Nicolas Fiott, as a merchant, was one of Jersey's largest employers in the 18th century, but it is for his long-running dispute with the island's heirarchy that he is better known.
Born in St Saviour in 1704, he was the youngest son of Jean and Catherine Ahier. He went to sea, but settled on dry land as a merchant after marrying Anne Dumaresq, daughter of Edouard and Anne de Carteret, in 1740.
He traded with Newfoundland and opened a large trading station on Ile Percée Bay. By 1764 he was described by the Principals of St Helier as "one of the principal merchants of this island, who employs as many, or more, people in his services by land and sea as any other person in the island".
His extraordinary long struggle with the Lemprieres, Charles, the Lieut-Bailiff and Philippe, the Attorney-General started in 1759 with an action brought against Philippe Mattingley, headmaster of St Mannelier, for caning his young son. He lost the case, and appealed in vain to the Privy Council.
Further disputes arose over his complaint that Philippe Lempriere was starving French prisoners of war to make profits; over a claim that land he bought from Charles Lempriere's wife was smaller than stated; and over a privateer, the Charming Nancy in which he and the Lemprieres were shareholders. It was claimed that the Lemprieres sold the vessel to their brother-in-law Thomas Pipon without consulting Fiott.
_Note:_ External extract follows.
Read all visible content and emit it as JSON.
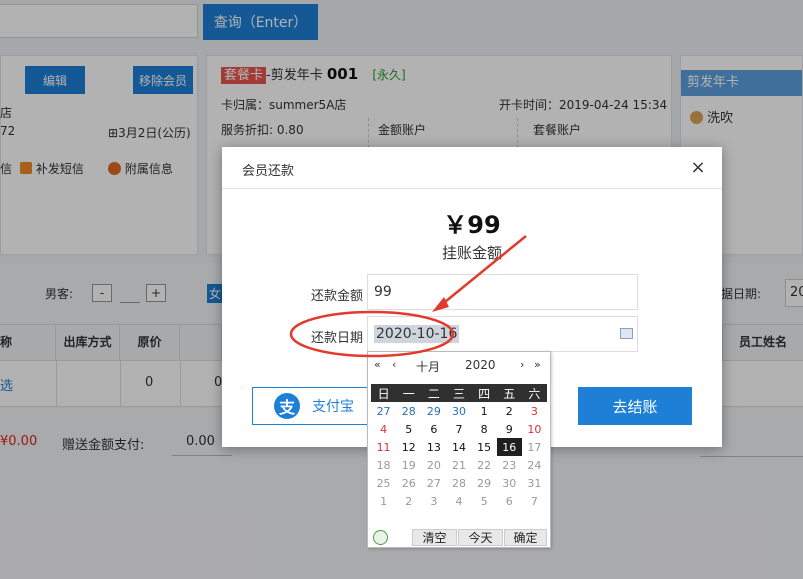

Charles Lempriere later had Fiott imprisoned when he objected to the appointment of his former lawyer, Pierre Mauger, as deputy Attorney-General and refused to seek pardon after being fined 300 livres and deprived of his office of Centenier.
Fiott was not without his supporters, particularly the Militia men whose Captain he was, and after receiving a petition on his behalf, the Privy Council ordered his release from prison. He broke his bail terms and went to England, but the Privy Council eventually ruled against him and ordered him to return to Jersey.
He remained a fugitive in England, however, and sold up his property in Jersey to Philip de Gruchy after several court cases went against him in his absence. But the Royal Court refused to register the sale.
The tables were turned in 1769, however, when rioters revolted against Lempriere's rule and demanded that Fiott be allowed to return to the island. He was accused by Lempriere supporters of inciting the revolt, but gradually the tide turned and the UK authorities realised that there were genuine problems with the administration of the island. Fiott received the King's pardon in 1771 and returned in triumph to Jersey. He had to agree to his Militia supporters leaving the Royal Court before Lempriere was forced to reinstate him 'in all his rights and possessions'.
Soon there was a fresh dispute between Fiott and Lempriere, who was Seigneur of Rosel. Fiott had obtained the fief of Meleches following the former seigneur's bankruptcy and claimed that the fief was senior to Rosel, giving him precedence over Charles Lempriere. He failed to obtain the support of the Privy Council, but the dispute lingered on, until in 1782, at the age of 78, Fiott was elected Jurat, joining his former enemies in the Court and States until he died four years later.